A Volkswagen bus full of marchers from Chicago ran out of gas just short of the procession. “Now, we all believe in nonviolence,” one of the passengers said to the driver, “but if you don’t get this thing moving pretty soon …”

“Are you members of some sort of group?” asked a reporter, looking inside the bus.

“No,” said the driver. “We’re just individuals.”

At last, on the outskirts of Montgomery, the marchers reached their fourth campsite — the Catholic City of St. Jude, consisting of a church, a hospital, and a school built in a style that might be called Contemporary Romanesque. The four tents were pitched by the time they arrived, and they marched onto the grounds singing “We Have Overcome.” They also added two new verses to the song—“All the way from Selma” and “Our feet are soaked.” Inside the gates of St. Jude’s, they were greeted by a crowd of Montgomery blacks singing the national anthem.

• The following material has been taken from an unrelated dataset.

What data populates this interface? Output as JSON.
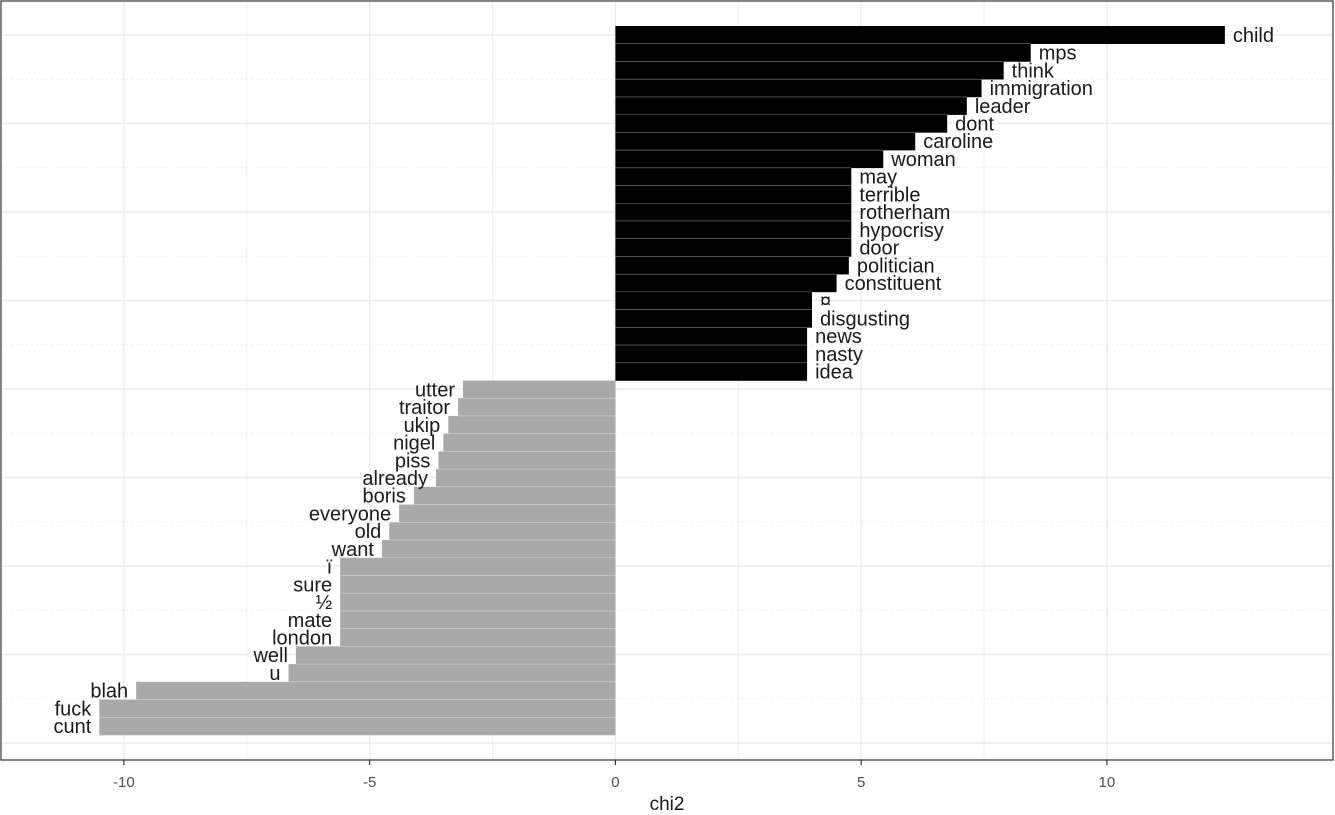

What do you want?” the marchers chanted.

This time, the response from the onlookers was immediate and loud: “ Freedom!

When do you want it?”

Now!

“How much of it?”

All of it!”

On its fourth night, the march began to look first like a football rally, then like a carnival and a hootenanny, and finally like something dangerously close to a hysterical mob. Perhaps because of a new feeling of confidence, the security check at the main gate had been practically abandoned. Thousands of marchers poured in from Selma and Montgomery, some of them carrying luggage, and no one had time to examine its contents. The campsite was cold and almost completely dark, and a bomb or a rifle shot would have left everyone helpless. Word got out that doctors on the march had treated several cases of strep throat, two of pneumonia, one of advanced pulmonary tuberculosis, and one of epilepsy, and because of the number and variety of sick and handicapped who had made the march a macabre new joke began to go the rounds: “What has five hundred and ninety-nine legs, five hundred and ninety-eight eyes, an indeterminate number of germs, and walks singing? The march from Selma.”